I’m overweight (I went from obese to overweight according to the BMI calculator.) I know it.   I will do everything in my power to not be. I bought a scale that tells me my fat percentage. If I’m overweight and 12 percent body fat, I’ll totally be fine with it THEN. If I’m overweight at 27 percent body fat (As I am now) SOMETHING MUST BE DONE.

And thats all I have to say about that.


May 5 2009

Water Weight: TERMINATED! (as if my name was Christian Bale)

psmfPSMF – DAY 2 Stats

Weight: 214.0 pounds
Body Fat: 27.5%

Well I wasn’t quite expecting this.

On my first full day on PSMF I went from 219.4 to 214.0. Wowwee.  I knew I had packed on some water weight but in the back of my mind I was freaking out thinking it was actually some fat.
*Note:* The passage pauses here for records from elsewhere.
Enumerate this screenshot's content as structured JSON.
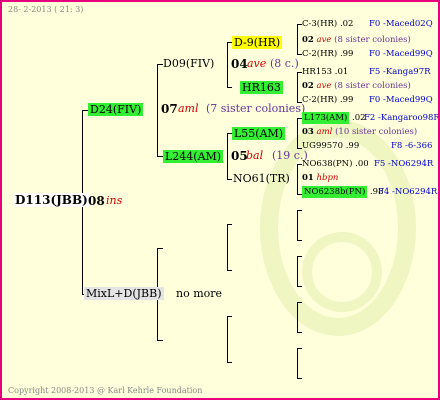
{
  "header_text": "28-  2-2013 ( 21:  3)",
  "copyright": "Copyright 2008-2013 @ Karl Kehrle Foundation",
  "root": {
    "label": "D113(JBB)",
    "year": "08",
    "note": "ins"
  },
  "sire": {
    "label": "D24(FIV)",
    "year": "07",
    "note": "aml",
    "sisters": "(7 sister colonies)"
  },
  "dam_line": {
    "label": "MixL+D(JBB)",
    "note": "no more"
  },
  "gen3": {
    "d09": {
      "label": "D09(FIV)",
      "year": "04",
      "note": "ave",
      "sisters": "(8 c.)"
    },
    "l244": {
      "label": "L244(AM)",
      "year": "05",
      "note": "bal",
      "sisters": "(19 c.)"
    }
  },
  "gen4": {
    "d9": {
      "label": "D-9(HR)",
      "year": "02",
      "note": "ave",
      "sisters": "(8 sister colonies)"
    },
    "hr163": {
      "label": "HR163",
      "year": "02",
      "note": "ave",
      "sisters": "(8 sister colonies)"
    },
    "l55": {
      "label": "L55(AM)",
      "year": "03",
      "note": "aml",
      "sisters": "(10 sister colonies)"
    },
    "no61": {
      "label": "NO61(TR)",
      "year": "01",
      "note": "hbpn"
    }
  },
  "gen5": [
    {
      "name": "C-3(HR)",
      "year": ".02",
      "pedigree": "F0 -Maced02Q"
    },
    {
      "name": "C-2(HR)",
      "year": ".99",
      "pedigree": "F0 -Maced99Q"
    },
    {
      "name": "HR153",
      "year": ".01",
      "pedigree": "F5 -Kanga97R"
    },
    {
      "name": "C-2(HR)",
      "year": ".99",
      "pedigree": "F0 -Maced99Q"
    },
    {
      "name": "L173(AM)",
      "year": ".02",
      "pedigree": "F2 -Kangaroo98R"
    },
    {
      "name": "UG99570",
      "year": ".99",
      "pedigree": "F8 -6-366"
    },
    {
      "name": "NO638(PN)",
      "year": ".00",
      "pedigree": "F5 -NO6294R"
    },
    {
      "name": "NO6238b(PN)",
      "year": ".98",
      "pedigree": "F4 -NO6294R"
    }
  ],
  "colors": {
    "border": "#e6007e",
    "background": "#ffffdc",
    "highlight_green": "#33ee33",
    "highlight_yellow": "#ffff00",
    "link_blue": "#0000cc",
    "note_red": "#cc0000"
  }
}
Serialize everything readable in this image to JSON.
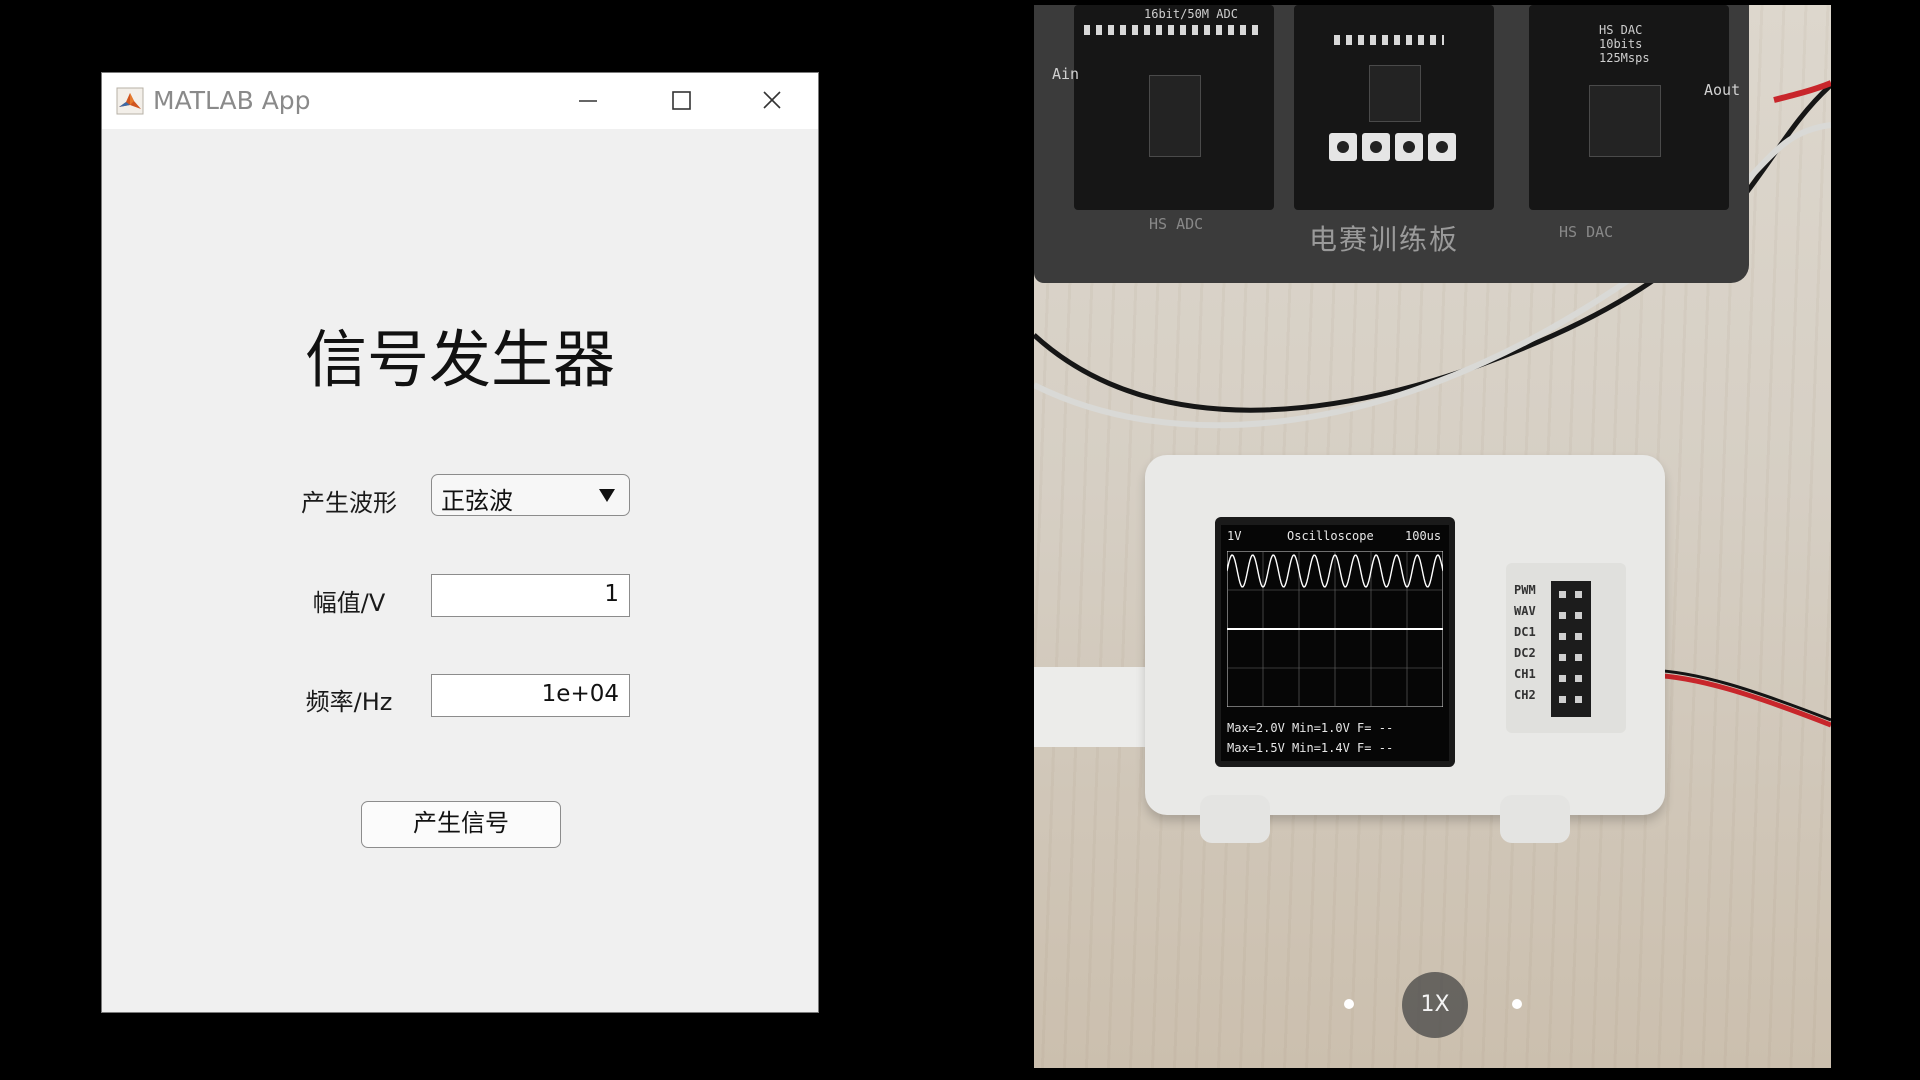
{
  "window": {
    "title": "MATLAB App",
    "heading": "信号发生器",
    "controls": [
      "minimize",
      "maximize",
      "close"
    ]
  },
  "form": {
    "waveform_label": "产生波形",
    "waveform_value": "正弦波",
    "amplitude_label": "幅值/V",
    "amplitude_value": "1",
    "frequency_label": "频率/Hz",
    "frequency_value": "1e+04",
    "generate_button": "产生信号"
  },
  "camera": {
    "zoom_label": "1X",
    "board": {
      "title": "电赛训练板",
      "adc_top": "16bit/50M ADC",
      "dac_top": "HS DAC\n10bits\n125Msps",
      "adc_bottom": "HS ADC",
      "dac_bottom": "HS DAC",
      "ain": "Ain",
      "aout": "Aout"
    },
    "oscilloscope": {
      "volts_div": "1V",
      "title": "Oscilloscope",
      "time_div": "100us",
      "ch1_stats": "Max=2.0V  Min=1.0V  F=  --",
      "ch2_stats": "Max=1.5V  Min=1.4V  F=  --",
      "ports": [
        "PWM",
        "WAV",
        "DC1",
        "DC2",
        "CH1",
        "CH2"
      ]
    }
  },
  "colors": {
    "window_bg": "#f0f0f0",
    "titlebar_bg": "#ffffff",
    "trace": "#ffffff",
    "wire_red": "#c8262b"
  }
}
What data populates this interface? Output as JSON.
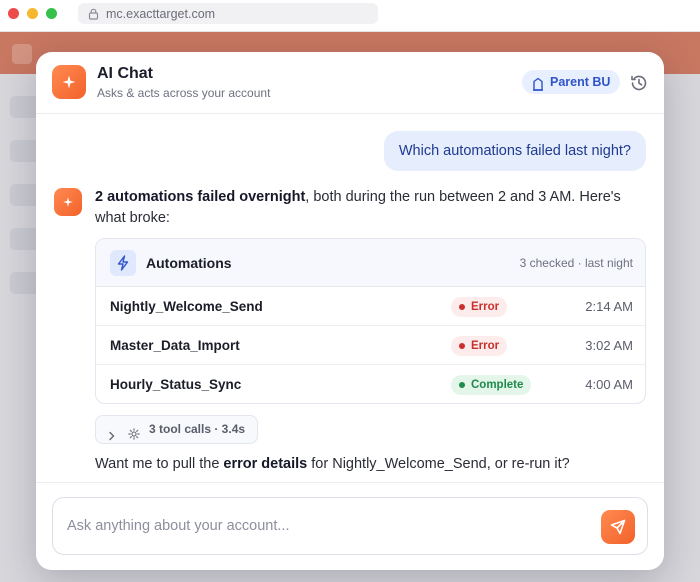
{
  "browser": {
    "url": "mc.exacttarget.com"
  },
  "header": {
    "title": "AI Chat",
    "subtitle": "Asks & acts across your account",
    "bu_label": "Parent BU"
  },
  "conversation": {
    "user_message": "Which automations failed last night?",
    "assistant_bold": "2 automations failed overnight",
    "assistant_text": ", both during the run between 2 and 3 AM. Here's what broke:",
    "card": {
      "title": "Automations",
      "meta": "3 checked · last night",
      "rows": [
        {
          "name": "Nightly_Welcome_Send",
          "status": "Error",
          "time": "2:14 AM"
        },
        {
          "name": "Master_Data_Import",
          "status": "Error",
          "time": "3:02 AM"
        },
        {
          "name": "Hourly_Status_Sync",
          "status": "Complete",
          "time": "4:00 AM"
        }
      ]
    },
    "tool_calls": "3 tool calls · 3.4s",
    "followup_pre": "Want me to pull the ",
    "followup_bold": "error details",
    "followup_post": " for Nightly_Welcome_Send, or re-run it?"
  },
  "composer": {
    "placeholder": "Ask anything about your account..."
  },
  "colors": {
    "accent": "#f26a32",
    "error": "#c9302c",
    "success": "#1f8a4c",
    "user_bubble": "#e6edfd"
  },
  "icons": {
    "logo": "sparkle-icon",
    "bu": "building-icon",
    "history": "history-icon",
    "card": "lightning-icon",
    "toolcalls": "gear-icon",
    "send": "send-icon"
  }
}
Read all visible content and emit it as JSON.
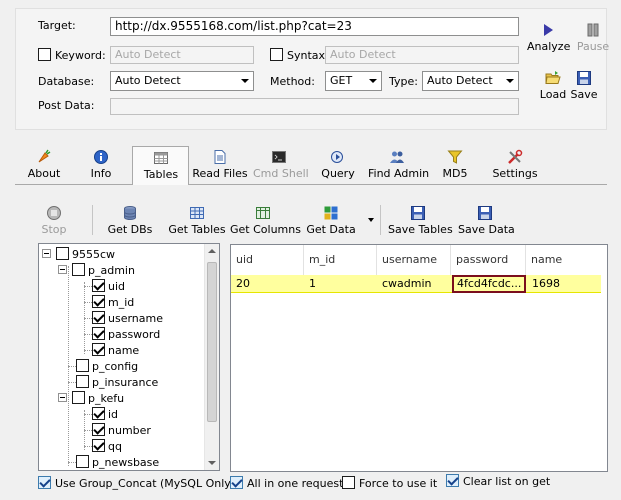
{
  "form": {
    "target_label": "Target:",
    "target_value": "http://dx.9555168.com/list.php?cat=23",
    "keyword_label": "Keyword:",
    "keyword_placeholder": "Auto Detect",
    "syntax_label": "Syntax:",
    "syntax_placeholder": "Auto Detect",
    "database_label": "Database:",
    "database_value": "Auto Detect",
    "method_label": "Method:",
    "method_value": "GET",
    "type_label": "Type:",
    "type_value": "Auto Detect",
    "postdata_label": "Post Data:"
  },
  "side_buttons": {
    "analyze": "Analyze",
    "pause": "Pause",
    "load": "Load",
    "save": "Save"
  },
  "tabs": [
    "About",
    "Info",
    "Tables",
    "Read Files",
    "Cmd Shell",
    "Query",
    "Find Admin",
    "MD5",
    "Settings"
  ],
  "toolbar": {
    "stop": "Stop",
    "get_dbs": "Get DBs",
    "get_tables": "Get Tables",
    "get_columns": "Get Columns",
    "get_data": "Get Data",
    "save_tables": "Save Tables",
    "save_data": "Save Data"
  },
  "tree": {
    "db": "9555cw",
    "nodes": [
      "p_admin",
      "uid",
      "m_id",
      "username",
      "password",
      "name",
      "p_config",
      "p_insurance",
      "p_kefu",
      "id",
      "number",
      "qq",
      "p_newsbase"
    ]
  },
  "grid": {
    "columns": [
      "uid",
      "m_id",
      "username",
      "password",
      "name"
    ],
    "row": [
      "20",
      "1",
      "cwadmin",
      "4fcd4fcdc...",
      "1698"
    ]
  },
  "bottom": {
    "group_concat": "Use Group_Concat (MySQL Only)",
    "all_in_one": "All in one request.",
    "force": "Force to use it",
    "clear_list": "Clear list on get"
  },
  "colors": {
    "selected_row": "#ffff9e",
    "focus_cell_border": "#7b0e1d"
  }
}
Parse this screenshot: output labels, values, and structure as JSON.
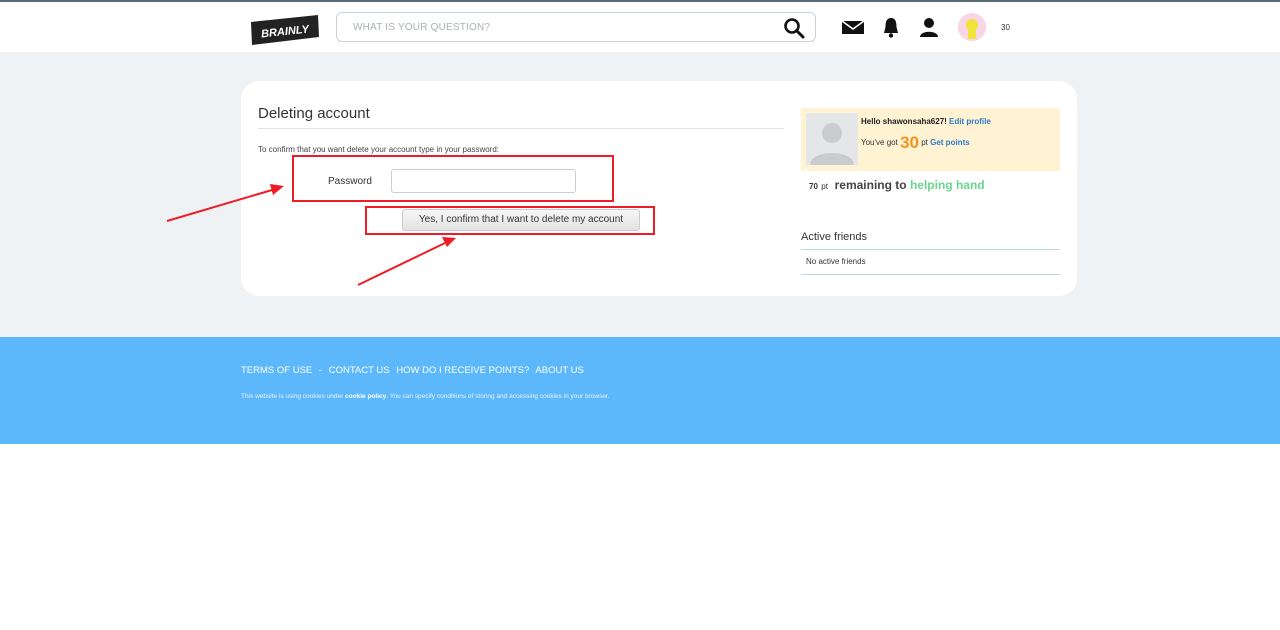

I know that I’ve been watching the carbs, like HARDCORE, and as Dr. Michael R. Eades says (Yes, I quote Dr. Eades all the time. No, he’s NOT paying me – Although I need to try to make that happen) most people can enjoy a caloric surplus while low carbing and gain nothing. They won’t lose weight, but certainly won’t gain. I was enjoying my share of food when I went up 5 pounds and I’ve been taught by society that eating bacon and steak weill make me fat. Even if all the studying I’ve done in the past few months says otherwise, this concept is deep rooted in my psyche. I have moments of fear. I’m doing something stupid, I think.

But then the scale and my body tells me otherwise.

I’m not expecting any more big jumps like that.  As I said in an earlier post, I had weighed in at 214 about a week ago and didn’t believe it. Thought it was dehydration.  Lo and behold, after drinking a gallon of water yesterday I’m back to 214. I feel good about it.  Today at 11am the only thing I’ve ingested are my suppliments which include:

Fish Oil
Multi Vitamin
Fiber Pills
EC Stack
Sesamin
Tonalin CLA

I will fully admit that I’m not sure all of these things are necessary. The Sesamin and Tonalin are simply because I’ve heard a lot of good things about them So I’m trying it. THe multi-vitamin, fiber, and fish oil are very helpful when doing something so protein heavy. The EC Stack is to give me a bit of a boost.  Energy and Appetite suppression helps a big deal when doing something like this. I do fear that it might interfere somehow so I plan to do a little more research to find out but as of now, I’m not hungry and I’m alert. Awesome things in my book.  I gotta say, if for nothing else, I’m appreciative of this PSMF because it’s showed me that my 214 weight wasn’t a fluke. COUNT IT.

So as of now? I’m not going to cut anyone…still. I’m amazed.